The report by Freedom House, a human rights group funded by US government, reveals that over the past decade the UK licensed some£16.8 billion (US$23.32 billion) of arms to countries that it lists as “not free.”
Freedom House suggests the UK sold arms and military equipment to at least 39 of the 53 countries it has criticized as having a poor record on political and human rights.
#Libya is one of the main buyers and has received £9.3 million of assault rifles, military vehicle components and ammunition. The country is currently struggling with a civil war involving various terrorist groups and militias backed by different countries.
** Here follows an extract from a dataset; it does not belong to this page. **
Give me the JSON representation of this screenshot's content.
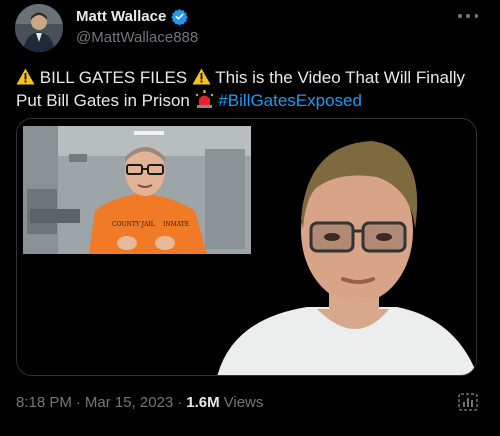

A separate repeat by the London-based Campaign Against Arms Trade (#CAAT) shows that London also tends to ignore the guidelines set by the the British Foreign, Commonwealth and Development Office, which has its own own list of “human rights priority countries.”
According to the group, at least£11.8 billion of arms sales has been authorized by the British government during the same period to 21 out of 30 repressive countries on the list.
Top customers include Egypt, Bahrain, Qatar, #Saudi Arabia, Thailand and Turkey – nine countries the British Department for International Trade has identified as “core markets” for arms exports. All of these countries are guilty of many human rights abuses.
“Right now, UK-made weapons are playing a devastating role in Yemen and around the world. The arms sales that are being pushed today could be used in atrocities and abuses for years to come,” CAAT head of media Andrew Smith said.
“Wherever there is oppression and conflict there will always be arms companies trying to profit from it, and complicit governments helping them to do so,” Smith said.
“Many of these sales are going to despots, dictatorships and human rights abusing regimes. They haven’t happened by accident. None of these arms sales would have been possible without the direct support of [British Prime Minister] Boris Johnson and his colleagues,” Smith added.